Tuesday, August 18, 2009

Whisper of the Heart

Thanks to my wife Paula for the following article:

The opening credits of ‘Whisper of the Heart’ play out to "Country Roads", an incongruous choice given that the song is all about the rural idyll – fields, mountains, open spaces – and the film is set in the bustling sprawl of Toyko.

Shizuku, a 14-year old girl with a talent for writing, spoofs the song as "Concrete Roads". A copy of her lyric falls into the hands of self-assured 15-year old Seiji who passes judgement: "It’s just as corny as the original."

Shizuku, a typical young teenager for whom this minor slight is the end of the world as she knows it, storms off muttering "Stupid jerk, stupid jerk, stupid jerk."


The scene is funny, true to life, and beautifully animated – it’s the point at which, only a short while into the two-hour running time, ‘Whisper of the Heart’ completely won me over and remains one of my all-time favourite Studio Ghibli productions.

Although not directed by Hayao Miyazaki – it was made by his protégé Yoshifumi Kondo, who tragically died aged just 47 a few years after ‘Whisper of the Heart’ was released – it certainly has the look and feel of a Miyazaki film, owing in no small amount to the master himself having storyboarded it. More than that, though, I think it’s a case of ‘Whisper of the Heart’ being a Studio Ghibli film. A Ghibli is a Ghibli the way a Pixar is a Pixar and that in itself is a guarantee of quality. You don’t really have to worry about who directed it.

‘Whisper of the Heart’ defies easy synopsis – it’s more about family interrelationships, friendship and first love than an actual clearly-defined narrative – but two wonderfully random plot devices set things in motion. The first is voracious reader Shizuku’s realisation that every book she checks out of the library has already been borrowed by the same person. She’s intrigued; it fires her imagination.

The second comes in the very obsese shape of a cat named Moon. Casually sharing Shizuku’s seat during a train ride, Moon trots off as the train stops and Shizuku finds herself following him across town. He leads her to an antiques shop whose avuncular owner is Seiji’s grandfather.

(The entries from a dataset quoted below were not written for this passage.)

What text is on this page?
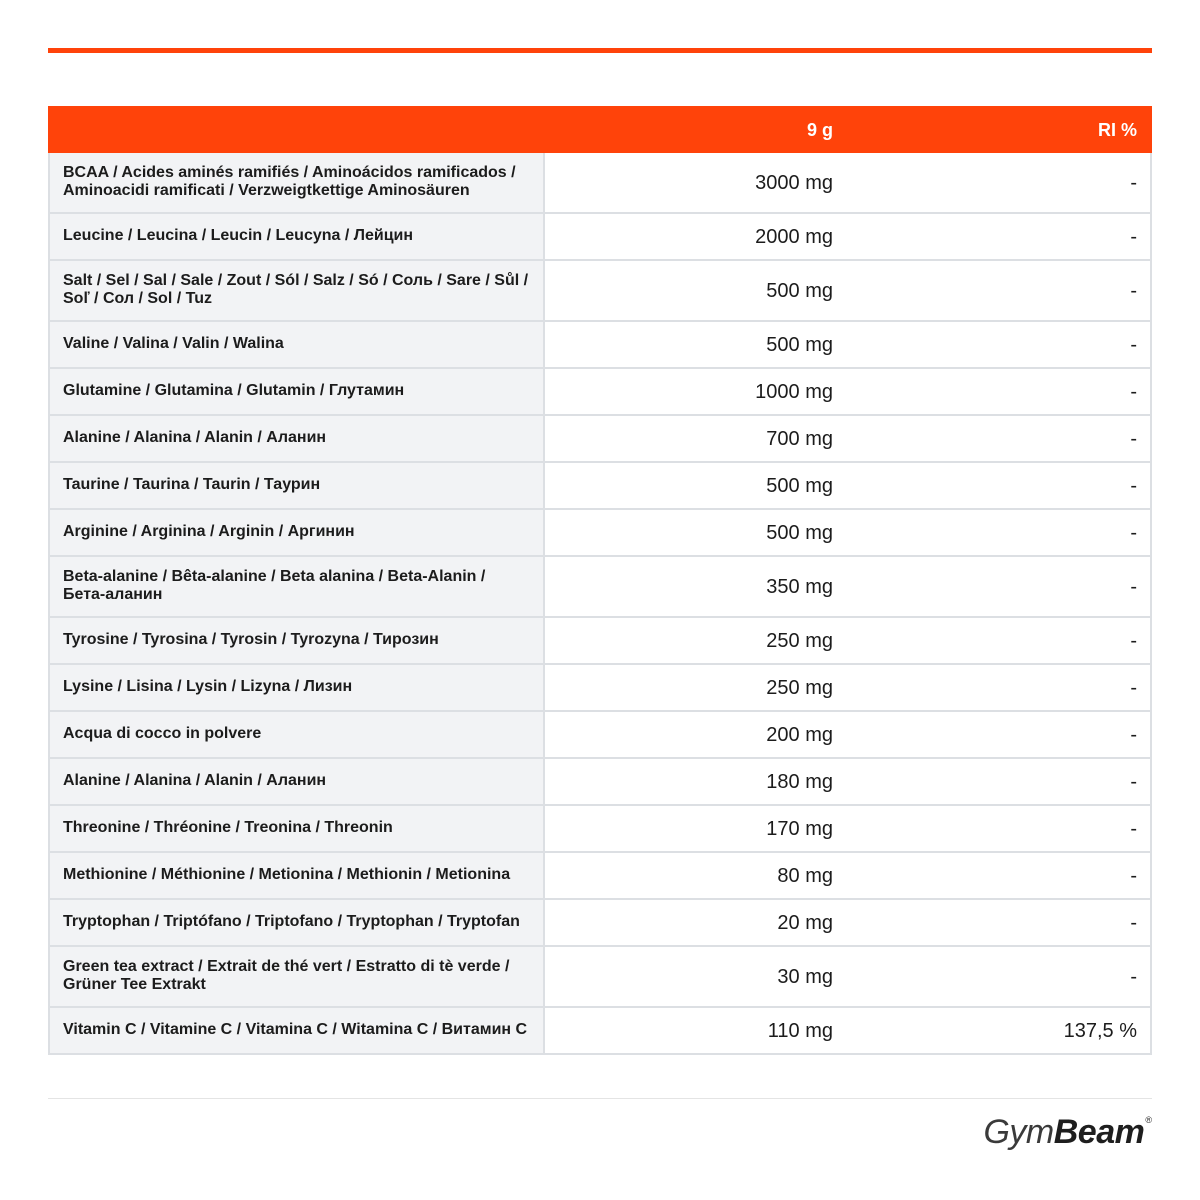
9 g	RI %
BCAA / Acides aminés ramifiés / Aminoácidos ramificados /
Aminoacidi ramificati / Verzweigtkettige Aminosäuren	3000 mg	-
Leucine / Leucina / Leucin / Leucyna / Лейцин	2000 mg	-
Salt / Sel / Sal / Sale / Zout / Sól / Salz / Só / Соль / Sare / Sůl /
Soľ / Сол / Sol / Tuz	500 mg	-
Valine / Valina / Valin / Walina	500 mg	-
Glutamine / Glutamina / Glutamin / Глутамин	1000 mg	-
Alanine / Alanina / Alanin / Аланин	700 mg	-
Taurine / Taurina / Taurin / Таурин	500 mg	-
Arginine / Arginina / Arginin / Аргинин	500 mg	-
Beta-alanine / Bêta-alanine / Beta alanina / Beta-Alanin /
Бета-аланин	350 mg	-
Tyrosine / Tyrosina / Tyrosin / Tyrozyna / Тирозин	250 mg	-
Lysine / Lisina / Lysin / Lizyna / Лизин	250 mg	-
Acqua di cocco in polvere	200 mg	-
Alanine / Alanina / Alanin / Аланин	180 mg	-
Threonine / Thréonine / Treonina / Threonin	170 mg	-
Methionine / Méthionine / Metionina / Methionin / Metionina	80 mg	-
Tryptophan / Triptófano / Triptofano / Tryptophan / Tryptofan	20 mg	-
Green tea extract / Extrait de thé vert / Estratto di tè verde /
Grüner Tee Extrakt	30 mg	-
Vitamin C / Vitamine C / Vitamina C / Witamina C / Витамин С	110 mg	137,5 %
GymBeam®
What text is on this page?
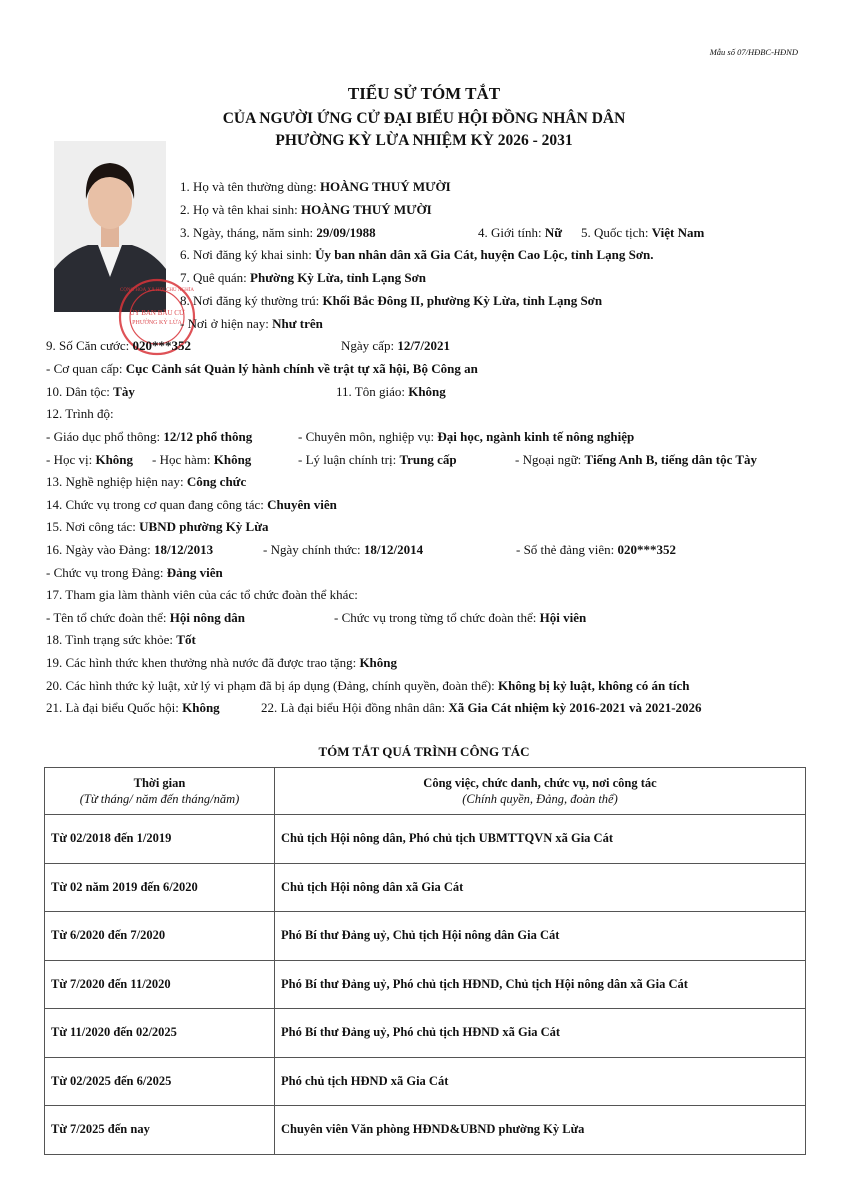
Mẫu số 07/HĐBC-HĐND
TIỂU SỬ TÓM TẮT
CỦA NGƯỜI ỨNG CỬ ĐẠI BIỂU HỘI ĐỒNG NHÂN DÂN
PHƯỜNG KỲ LỪA NHIỆM KỲ 2026 - 2031
ỦY BAN BẦU CỬ
PHƯỜNG KỲ LỪA
CỘNG HOÀ XÃ HỘI CHỦ NGHĨA
1. Họ và tên thường dùng: HOÀNG THUÝ MƯỜI
2. Họ và tên khai sinh: HOÀNG THUÝ MƯỜI
3. Ngày, tháng, năm sinh: 29/09/1988	4. Giới tính: Nữ 5. Quốc tịch: Việt Nam
6. Nơi đăng ký khai sinh: Ủy ban nhân dân xã Gia Cát, huyện Cao Lộc, tỉnh Lạng Sơn.
7. Quê quán: Phường Kỳ Lừa, tỉnh Lạng Sơn
8. Nơi đăng ký thường trú: Khối Bắc Đông II, phường Kỳ Lừa, tỉnh Lạng Sơn
- Nơi ở hiện nay: Như trên
9. Số Căn cước: 020***352	Ngày cấp: 12/7/2021
- Cơ quan cấp: Cục Cảnh sát Quản lý hành chính về trật tự xã hội, Bộ Công an
10. Dân tộc: Tày	11. Tôn giáo: Không
12. Trình độ:
- Giáo dục phổ thông: 12/12 phổ thông	- Chuyên môn, nghiệp vụ: Đại học, ngành kinh tế nông nghiệp
- Học vị: Không - Học hàm: Không	- Lý luận chính trị: Trung cấp	- Ngoại ngữ: Tiếng Anh B, tiếng dân tộc Tày
13. Nghề nghiệp hiện nay: Công chức
14. Chức vụ trong cơ quan đang công tác: Chuyên viên
15. Nơi công tác: UBND phường Kỳ Lừa
16. Ngày vào Đảng: 18/12/2013	- Ngày chính thức: 18/12/2014	- Số thẻ đảng viên: 020***352
- Chức vụ trong Đảng: Đảng viên
17. Tham gia làm thành viên của các tổ chức đoàn thể khác:
- Tên tổ chức đoàn thể: Hội nông dân	- Chức vụ trong từng tổ chức đoàn thể: Hội viên
18. Tình trạng sức khỏe: Tốt
19. Các hình thức khen thưởng nhà nước đã được trao tặng: Không
20. Các hình thức kỷ luật, xử lý vi phạm đã bị áp dụng (Đảng, chính quyền, đoàn thể): Không bị kỷ luật, không có án tích
21. Là đại biểu Quốc hội: Không	22. Là đại biểu Hội đồng nhân dân: Xã Gia Cát nhiệm kỳ 2016-2021 và 2021-2026
TÓM TẮT QUÁ TRÌNH CÔNG TÁC
Thời gian
(Từ tháng/ năm đến tháng/năm)	Công việc, chức danh, chức vụ, nơi công tác
(Chính quyền, Đảng, đoàn thể)
Từ 02/2018 đến 1/2019	Chủ tịch Hội nông dân, Phó chủ tịch UBMTTQVN xã Gia Cát
Từ 02 năm 2019 đến 6/2020	Chủ tịch Hội nông dân xã Gia Cát
Từ 6/2020 đến 7/2020	Phó Bí thư Đảng uỷ, Chủ tịch Hội nông dân Gia Cát
Từ 7/2020 đến 11/2020	Phó Bí thư Đảng uỷ, Phó chủ tịch HĐND, Chủ tịch Hội nông dân xã Gia Cát
Từ 11/2020 đến 02/2025	Phó Bí thư Đảng uỷ, Phó chủ tịch HĐND xã Gia Cát
Từ 02/2025 đến 6/2025	Phó chủ tịch HĐND xã Gia Cát
Từ 7/2025 đến nay	Chuyên viên Văn phòng HĐND&UBND phường Kỳ Lừa
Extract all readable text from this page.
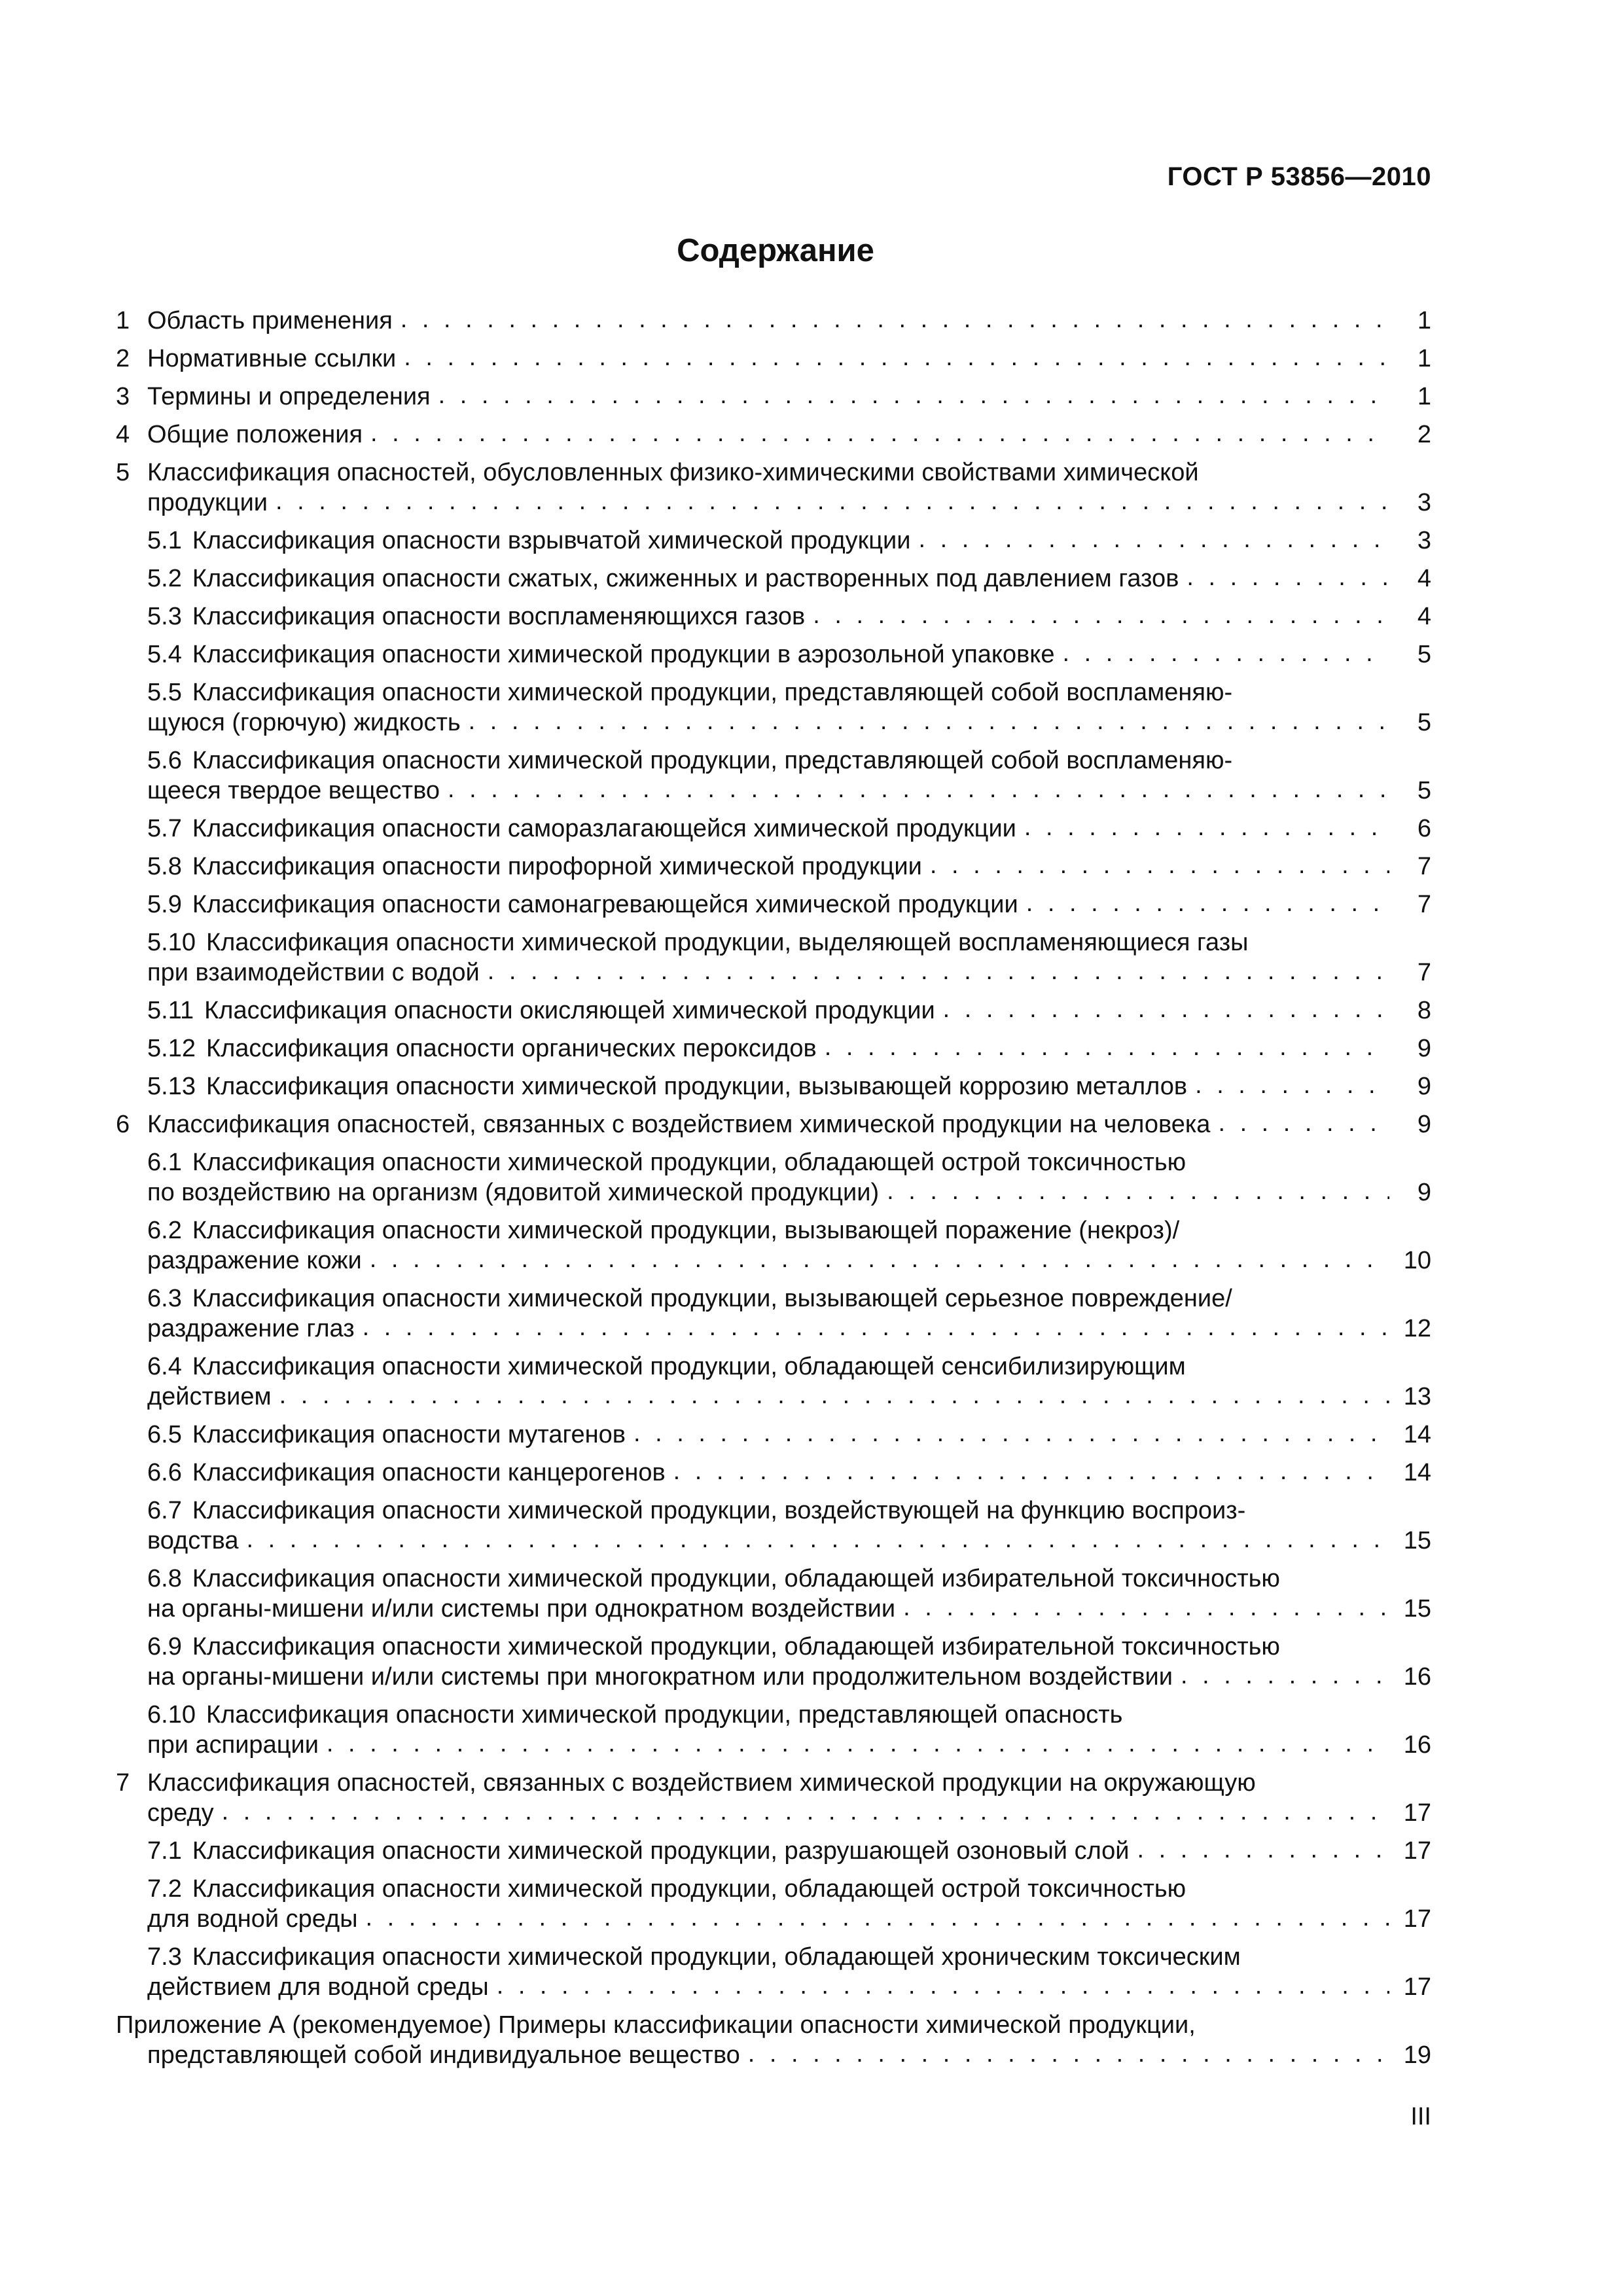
ГОСТ Р 53856—2010
Содержание
1 Область применения . . .	1
2 Нормативные ссылки . . .	1
3 Термины и определения . . .	1
4 Общие положения . . .	2
5 Классификация опасностей, обусловленных физико-химическими свойствами химической
продукции . . .	3
5.1 Классификация опасности взрывчатой химической продукции . . .	3
5.2 Классификация опасности сжатых, сжиженных и растворенных под давлением газов . . .	4
5.3 Классификация опасности воспламеняющихся газов . . .	4
5.4 Классификация опасности химической продукции в аэрозольной упаковке . . .	5
5.5 Классификация опасности химической продукции, представляющей собой воспламеняю-
щуюся (горючую) жидкость . . .	5
5.6 Классификация опасности химической продукции, представляющей собой воспламеняю-
щееся твердое вещество . . .	5
5.7 Классификация опасности саморазлагающейся химической продукции . . .	6
5.8 Классификация опасности пирофорной химической продукции . . .	7
5.9 Классификация опасности самонагревающейся химической продукции . . .	7
5.10 Классификация опасности химической продукции, выделяющей воспламеняющиеся газы
при взаимодействии с водой . . .	7
5.11 Классификация опасности окисляющей химической продукции . . .	8
5.12 Классификация опасности органических пероксидов . . .	9
5.13 Классификация опасности химической продукции, вызывающей коррозию металлов . . .	9
6 Классификация опасностей, связанных с воздействием химической продукции на человека . . .	9
6.1 Классификация опасности химической продукции, обладающей острой токсичностью
по воздействию на организм (ядовитой химической продукции) . . .	9
6.2 Классификация опасности химической продукции, вызывающей поражение (некроз)/
раздражение кожи . . .	10
6.3 Классификация опасности химической продукции, вызывающей серьезное повреждение/
раздражение глаз . . .	12
6.4 Классификация опасности химической продукции, обладающей сенсибилизирующим
действием . . .	13
6.5 Классификация опасности мутагенов . . .	14
6.6 Классификация опасности канцерогенов . . .	14
6.7 Классификация опасности химической продукции, воздействующей на функцию воспроиз-
водства . . .	15
6.8 Классификация опасности химической продукции, обладающей избирательной токсичностью
на органы-мишени и/или системы при однократном воздействии . . .	15
6.9 Классификация опасности химической продукции, обладающей избирательной токсичностью
на органы-мишени и/или системы при многократном или продолжительном воздействии . . .	16
6.10 Классификация опасности химической продукции, представляющей опасность
при аспирации . . .	16
7 Классификация опасностей, связанных с воздействием химической продукции на окружающую
среду . . .	17
7.1 Классификация опасности химической продукции, разрушающей озоновый слой . . .	17
7.2 Классификация опасности химической продукции, обладающей острой токсичностью
для водной среды . . .	17
7.3 Классификация опасности химической продукции, обладающей хроническим токсическим
действием для водной среды . . .	17
Приложение А (рекомендуемое) Примеры классификации опасности химической продукции,
представляющей собой индивидуальное вещество . . .	19
III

He shows her a figurine of a cat in top hat and tails, a cane elegantly clutched between its paws, which he tells her is called The Baron. He avows that he’ll never sell the piece until its reunited with a matching, female, figurine. Again, Shizuku’s imagination is sparked.
Moon and The Baron: cats as catalyst. Shizuku begins writing a story inspired by The Baron. The world of her imagination drifts in and out of the real world. A lovely scene has her imagine The Baron and his companion riding the airwaves through a skyline dotted with floating planetoids; the camera pans down into the more corporeal atmosphere of the sky above Toyko and down further as Shizuku goes racing to the bottom of a flight of steps. In another memorable moment her imagination takes the discovery of a jewel by the heroine of her story (which is fast becoming a novel) and replaces the gem with a dead baby bird. It’s a reminder of the dark areas a child’s imagination can drift into, as well as a potent metaphor for the stresses and insecurities Shizuku experiences as she engages with the writing process, scared that she doesn't have a literary gem inside of her.
Kondo depicts realistic issues in Shizuku’s thorny relationship with her elder sister, her parents’ concerns over her isolationism as she shuts herself away to write (eventually, though, her father comes through in full support, urging her to follow her heart), and the tentative and sometimes prickly beginnings of her romance with Seiji.

‘Whisper of the Heart’ is fairly slowly paced but as rich in characterisation and emotion as it is visually. The humorous and the heartfelt are perfectly balanced. There’s an inspired reference to earlier Ghibli film ‘Porco Rosso’ that’s as cleverly placed as it is unexpected. The animation is detailed and evocative. And "Country Roads" sounds so much nicer in Japanese.